Methods and results: Overall, 112 ToF children undergoing radical open cardiac surgery using cardiopulmonary bypass (CPB) were randomized to either a RIPC group (n = 55) or a control group (n = 57). The RIPC protocol consisted of three cycles of 5-min lower limb occlusion and 5-min reperfusion using a cuff-inflator. Serum inflammatory cytokines and cardiac injury markers were measured before surgery and after CPB. Right ventricle outflow tract (RVOT) tissues were collected during the surgery to assess hypoxia-inducible factor (Hif)-1α and other signalling proteins. Cardiac mitochondrial injury was assessed by electron microscopy. The primary results showed that the length of stay in the intensive care unit (ICU) was longer in the control group than in the RIPC group (52.30 ± 13.43 h vs. 47.55 ± 10.34 h, respectively, P = 0.039). Patients in the control group needed longer post-operative ventilation time compared to the RIPC group (35.02 ± 6.56 h vs. 31.96 ± 6.60 h, respectively, P = 0.016). The levels of post-operative serum troponin-T at 12 and 18 h, CK-MB at 24 h, as well as the serum h-FABP levels at 6 h, after CPB were significantly lower, which was coincident with significantly higher protein expression of cardiac Hif-1α, p-Akt, p-STAT3, p-STAT5, and p-eNOS and less vacuolization of mitochondria in the RIPC group compared to the control group.
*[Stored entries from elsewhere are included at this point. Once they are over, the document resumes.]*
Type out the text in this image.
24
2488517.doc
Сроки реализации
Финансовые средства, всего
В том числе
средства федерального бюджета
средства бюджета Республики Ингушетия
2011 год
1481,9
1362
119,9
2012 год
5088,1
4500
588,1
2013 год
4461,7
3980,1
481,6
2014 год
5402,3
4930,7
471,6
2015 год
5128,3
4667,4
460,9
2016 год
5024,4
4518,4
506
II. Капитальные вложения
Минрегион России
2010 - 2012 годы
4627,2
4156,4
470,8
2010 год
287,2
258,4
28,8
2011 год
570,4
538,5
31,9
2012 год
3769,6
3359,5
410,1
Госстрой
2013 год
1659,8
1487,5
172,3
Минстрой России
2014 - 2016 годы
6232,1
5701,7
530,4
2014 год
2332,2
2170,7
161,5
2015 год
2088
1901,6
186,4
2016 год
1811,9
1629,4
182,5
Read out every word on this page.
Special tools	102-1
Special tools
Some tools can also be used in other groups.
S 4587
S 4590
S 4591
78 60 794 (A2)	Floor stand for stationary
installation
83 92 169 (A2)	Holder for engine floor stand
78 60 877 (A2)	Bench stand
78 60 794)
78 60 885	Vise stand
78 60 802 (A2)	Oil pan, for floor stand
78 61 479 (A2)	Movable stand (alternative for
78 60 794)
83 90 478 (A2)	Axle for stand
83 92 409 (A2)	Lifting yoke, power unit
Conclusion: In ToF children undergoing open heart surgery, RIPC attenuates myocardial IRI and improves the short-term prognosis.

Figure 1

Trial flow diagram.

Figure 2

Ventilation time curve (A) and ICU stay time curve (B). N = 57 in the control group and N = 55 in the RIPC group. *P < 0.05 vs. control group.

Figure 3

Protein expression of RVOT myocardium. (A): Hif-1α expression in the RIPC group is higher than that in the control group (P = 0.0008). (B–E): RIPC group ratio of phosphorylated Akt (P = 0.0096), STAT3 (P = 0.0144), STAT5 (P = 0.0156), and eNOS (P = 0.0279) to total protein are higher than that in the control group. (F): Phosphorylated PTEN shows no difference between the groups. n = 20 in the control and n = 19 in the RIPC group. *P < 0.05 vs. control group.

Figure 4

Ultrastructure of RVOT myocardium. (A): All the mitochondria exhibit swelling, with one also showing vacuolization; (B): Mitochondria exhibit marked swelling; (C): A ruptured mitochondrion; (D): Distinct abnormal contraction of myofibrils; (E): Due to abnormal contraction, the myofibrils snapped; (F): The structure of the myofibrils were disrupted, with lysis at the centre. The typical ultrastructural changes of the myocardium are indicated by the arrow.

Figure 5

Schematic of proposed signalling involved in remote ischaemic preconditioning cardioprotection (RIPC) in ToF children undergoing elective radical ToF repair surgery. RIPC reduces the postoperative cardiac ischaemic injury through activating the PI3K/Akt and JAK/STAT3/5 signalling pathways, which is associated with nuclear accumulation of Hif-1a and STAT3/5 and subsequent induction of myocardial eNOS activation and mitochondrial protection.